Литмир - Электронная Библиотека
Содержание  
A
A

Потом вдруг наступила относительная тишина. Появились по две, по три нарядные, совсем молоденькие, едва ли старше пятнадцати — шестнадцати лет, калмыцкие девушки, — круглые розовые лица, черные родинки на щечках возле рта, словно в преддверии улыбки, быстрые черные глазки, удивительная грация тоненького стана, где длина от талии до кончиков загнутых, как у лунного серпа, красных сапожек ни на миллиметр не превышала длины от талии до верхушки головы, и все это — в шелесте пестрых шелков, в ярких вьющихся лентах, в мельканье красного сафьяна, словно взял кто-то горсть драгоценных камней или развязал букет из редкостных, невиданных цветов, — и разбросал по песку.

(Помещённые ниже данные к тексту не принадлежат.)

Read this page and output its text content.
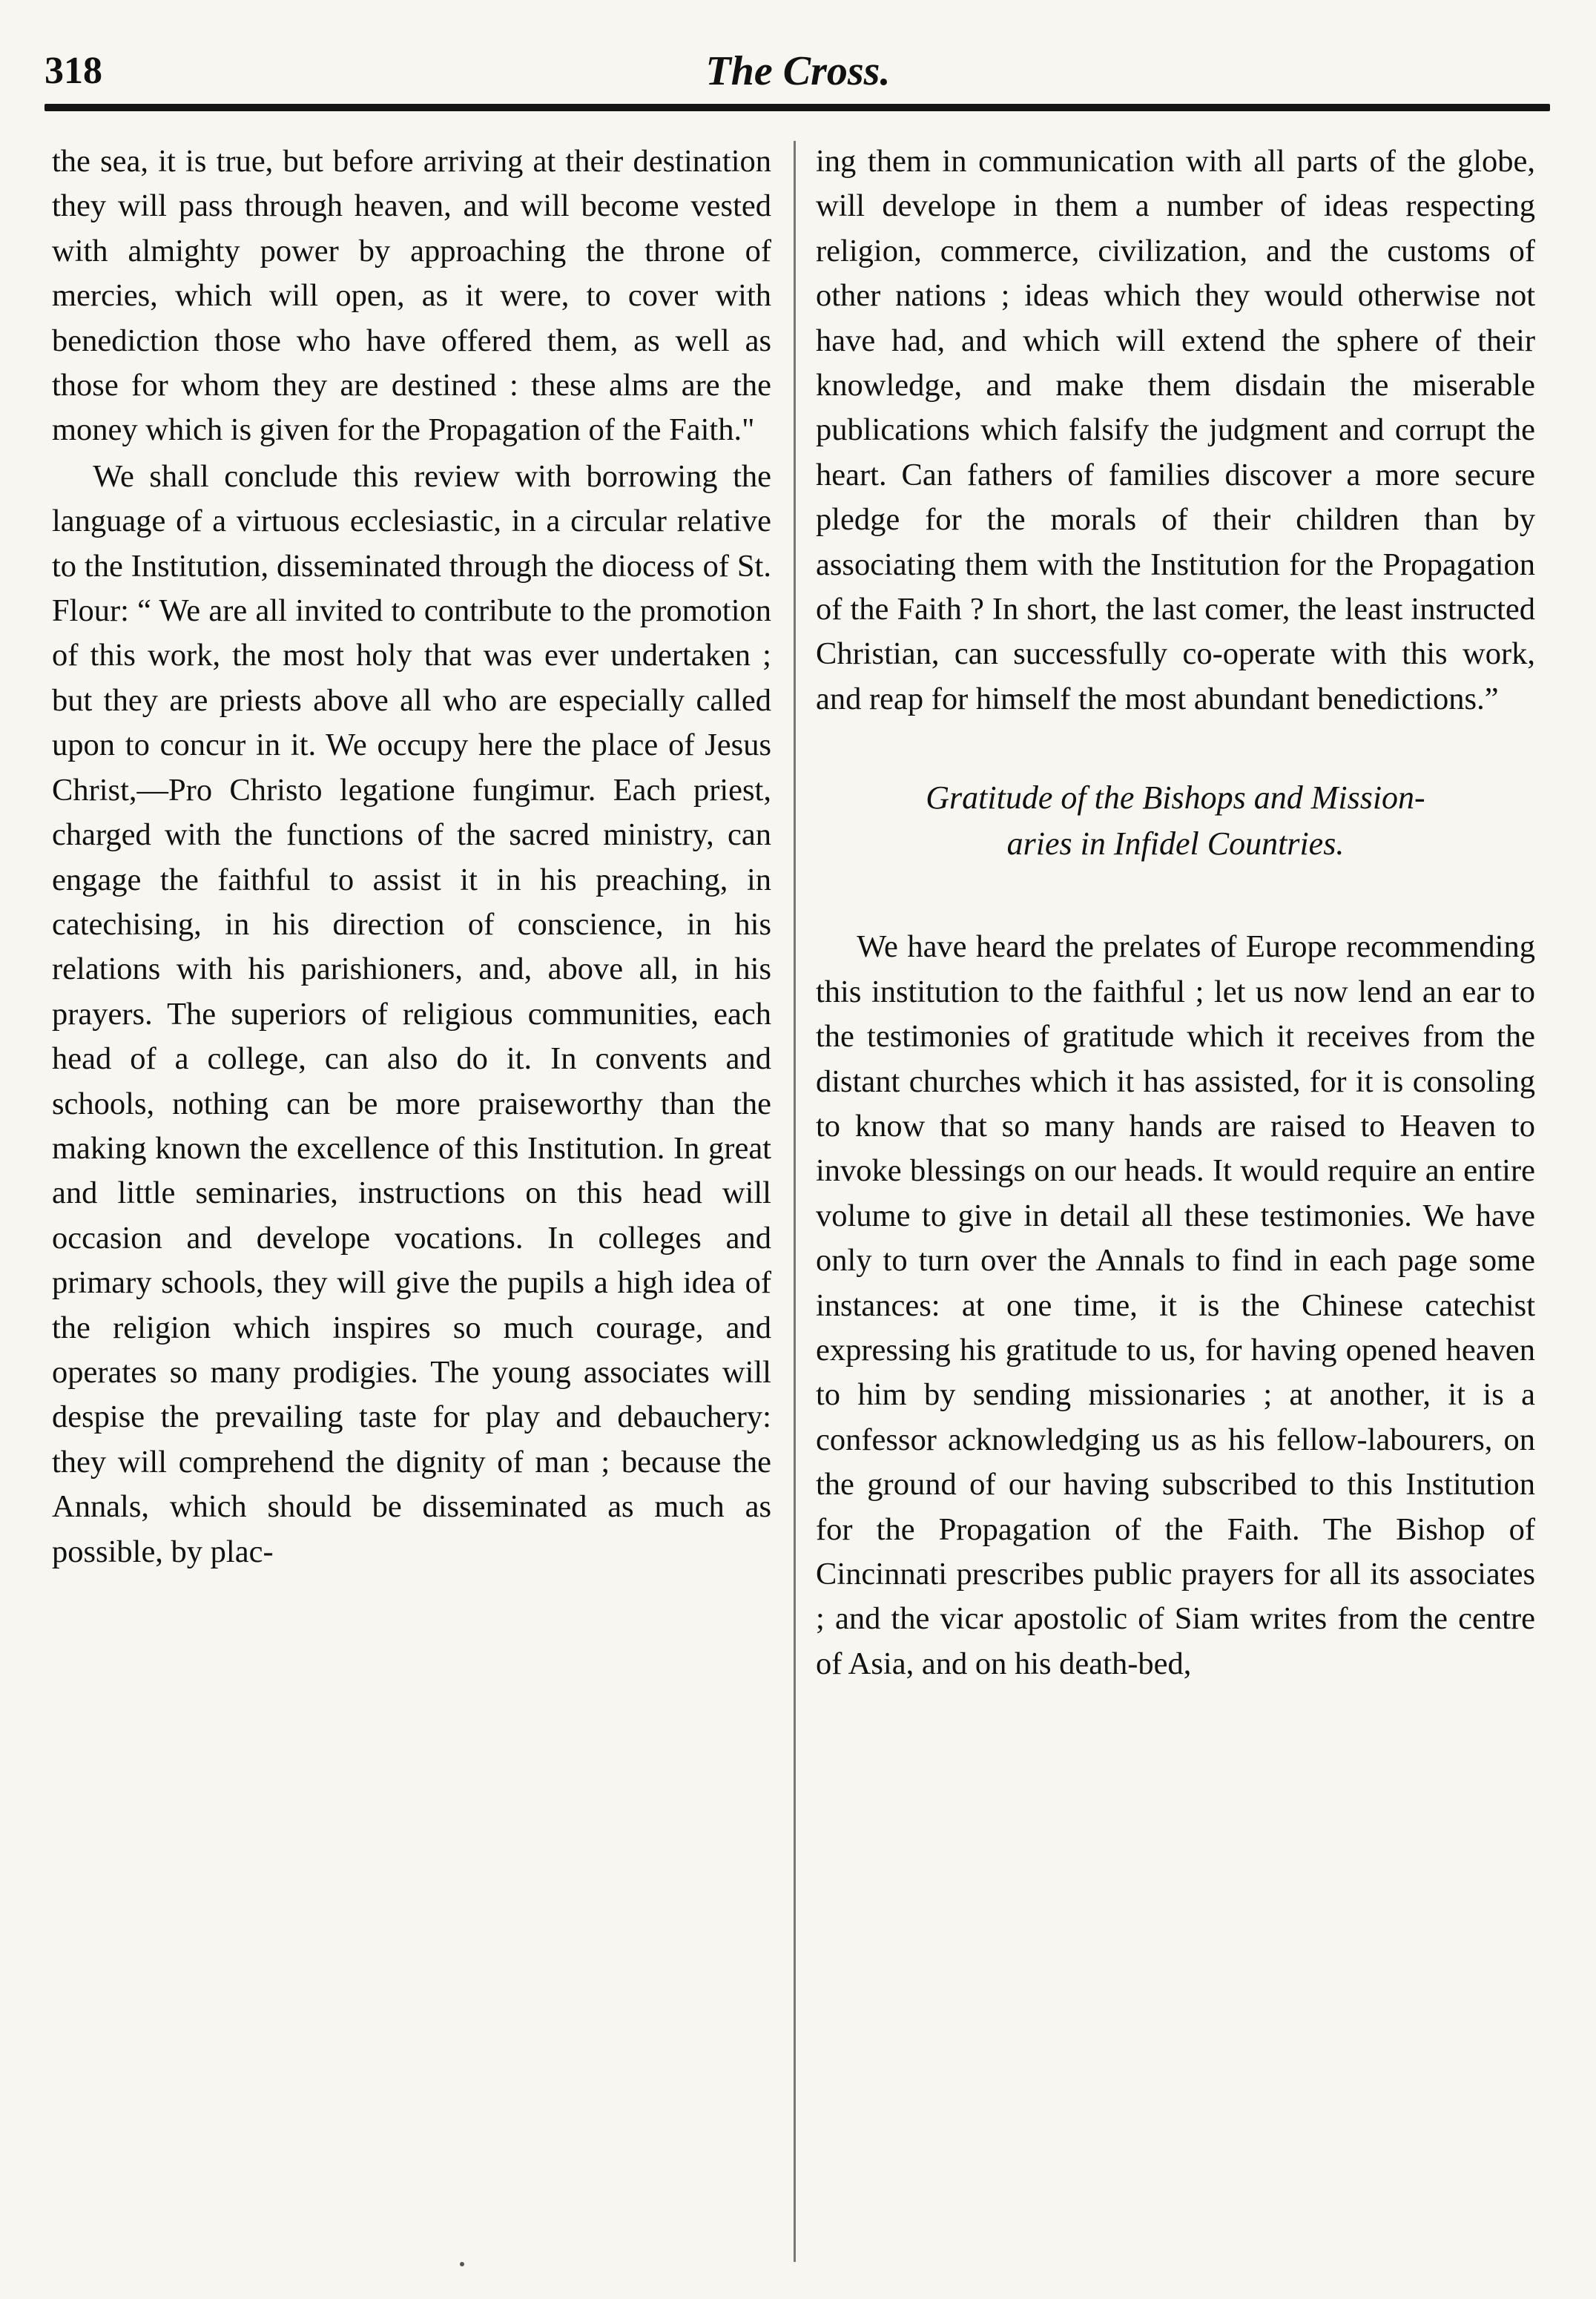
318	The Cross.

the sea, it is true, but before arriving at their destination they will pass through heaven, and will become vested with almighty power by approaching the throne of mercies, which will open, as it were, to cover with benediction those who have offered them, as well as those for whom they are destined : these alms are the money which is given for the Propagation of the Faith."

We shall conclude this review with borrowing the language of a virtuous ecclesiastic, in a circular relative to the Institution, disseminated through the diocess of St. Flour: “ We are all invited to contribute to the promotion of this work, the most holy that was ever undertaken ; but they are priests above all who are especially called upon to concur in it. We occupy here the place of Jesus Christ,—Pro Christo legatione fungimur. Each priest, charged with the functions of the sacred ministry, can engage the faithful to assist it in his preaching, in catechising, in his direction of conscience, in his relations with his parishioners, and, above all, in his prayers. The superiors of religious communities, each head of a college, can also do it. In convents and schools, nothing can be more praiseworthy than the making known the excellence of this Institution. In great and little seminaries, instructions on this head will occasion and develope vocations. In colleges and primary schools, they will give the pupils a high idea of the religion which inspires so much courage, and operates so many prodigies. The young associates will despise the prevailing taste for play and debauchery: they will comprehend the dignity of man ; because the Annals, which should be disseminated as much as possible, by plac-

ing them in communication with all parts of the globe, will develope in them a number of ideas respecting religion, commerce, civilization, and the customs of other nations ; ideas which they would otherwise not have had, and which will extend the sphere of their knowledge, and make them disdain the miserable publications which falsify the judgment and corrupt the heart. Can fathers of families discover a more secure pledge for the morals of their children than by associating them with the Institution for the Propagation of the Faith ? In short, the last comer, the least instructed Christian, can successfully co-operate with this work, and reap for himself the most abundant benedictions.”

Gratitude of the Bishops and Mission-
aries in Infidel Countries.

We have heard the prelates of Europe recommending this institution to the faithful ; let us now lend an ear to the testimonies of gratitude which it receives from the distant churches which it has assisted, for it is consoling to know that so many hands are raised to Heaven to invoke blessings on our heads. It would require an entire volume to give in detail all these testimonies. We have only to turn over the Annals to find in each page some instances: at one time, it is the Chinese catechist expressing his gratitude to us, for having opened heaven to him by sending missionaries ; at another, it is a confessor acknowledging us as his fellow-labourers, on the ground of our having subscribed to this Institution for the Propagation of the Faith. The Bishop of Cincinnati prescribes public prayers for all its associates ; and the vicar apostolic of Siam writes from the centre of Asia, and on his death-bed,
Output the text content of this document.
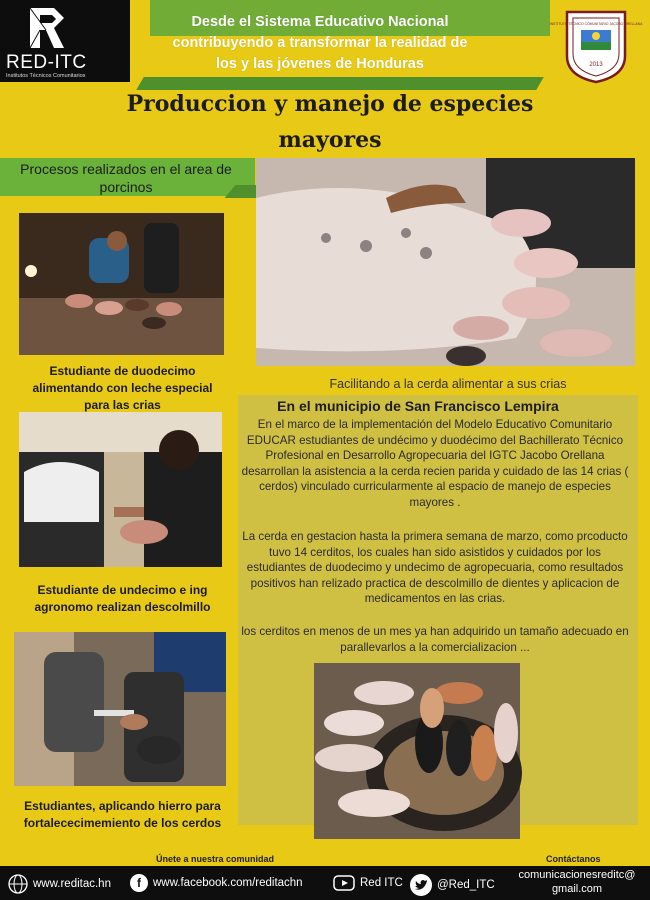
RED-ITC
Institutos Técnicos Comunitarios
Desde el Sistema Educativo Nacional
contribuyendo a transformar la realidad de
los y las jóvenes de Honduras	2013
INSTITUTO TÉCNICO COMUNITARIO JACOBO ORELLANA
Produccion y manejo de especies
mayores
Procesos realizados en el area de porcinos
Estudiante de duodecimo alimentando con leche especial para las crias
Estudiante de undecimo e ing agronomo realizan descolmillo
Estudiantes, aplicando hierro para fortalececimemiento de los cerdos
Facilitando a la cerda alimentar a sus crias
En el municipio de San Francisco Lempira
En el marco de la implementación del Modelo Educativo Comunitario EDUCAR estudiantes de undécimo y duodécimo del Bachillerato Técnico Profesional en Desarrollo Agropecuaria del IGTC Jacobo Orellana desarrollan la asistencia a la cerda recien parida y cuidado de las 14 crias ( cerdos) vinculado curricularmente al espacio de manejo de especies mayores .
La cerda en gestacion hasta la primera semana de marzo, como prcoducto tuvo 14 cerditos, los cuales han sido asistidos y cuidados por los estudiantes de duodecimo y undecimo de agropecuaria, como resultados positivos han relizado practica de descolmillo de dientes y aplicacion de medicamentos en las crias.
los cerditos en menos de un mes ya han adquirido un tamaño adecuado en parallevarlos a la comercializacion ...
Únete a nuestra comunidad	Contáctanos
www.reditac.hn	f	www.facebook.com/reditachn	Red ITC	@Red_ITC
comunicacionesreditc@
gmail.com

— Сейчас вы увидите похищение невесты, девушки из одного становья — парнем из другого становья, — громко сказал все тот же мужчина в черном, вынырнув на арене. — В калмыцком народе это происходит не так, как у других народностей и племен, населяющих нашу империю, — прошу обратить внимание на разницу.

Сидевший с Ульяновым офицер наклонился к нему. Это был, несмотря на тучность свою, человек бывалый, в молодости поездивший по всему свету и даже дравшийся на дуэли. Он хорошо знал женщину, — женщину вообще, как предмет отвлеченной философии.

— Заметьте, — сказал он тоном эксперта, — пропорцию. Какова пропорция! Насмерть бьет всю литературу. В книгах воспевают длинные ноги у женщин, разное там золотое сечение. Англичанки — у тех ноги чуть не вдвое длиннее прочего торса, как, извините, за сравнение, у английских скакунов. Ну, а я терпеть не могу длинноногий тип, равновесия нет, ломкое что-то, ненормальное. Мне подавай, чтоб крепко стояла на двух ножках. Вон те, молоденькие, — классическая пропорция. Эдакие крали!

Илья Николаевич насупился, он даже покраснел немного, — он терпеть не мог таких разговоров. Не дождавшись, ответа, офицер замолчал. Между тем действие на ристалищах развивалось своим чередом. Откуда-то, и тоже по двое, по трое в ряд, появились юноши из чужого становья, — хуруна, в другой, нарядной одежде. Они гуляли мимо девушек, задирали их, перекидывались словечками на родном языке. Вначале казалось, что в действии участвуют все сразу. Но потом заметно выделились двое. Красивый калмык с круглым китайским лицом и такой же красоты девушка-цветок, грациозней всех своих подруг в движеньях. Парень не показывает виду, что отметил ее, одну из всех; она не показывает виду, что поняла это. Игра продолжалась, грациозная, слаженная, несколько минут, видимая каждому зрителю. Но вот юноши из чужого становья ускакали, словно и не было этой игры. Двое статистов выносят на длинной палке вызолоченный серп месяца и водружают палку на ристалище, — это значит, что наступил вечер; табуны загоняются домой, в кибитках готовят ужин, пришло время доить кобылиц.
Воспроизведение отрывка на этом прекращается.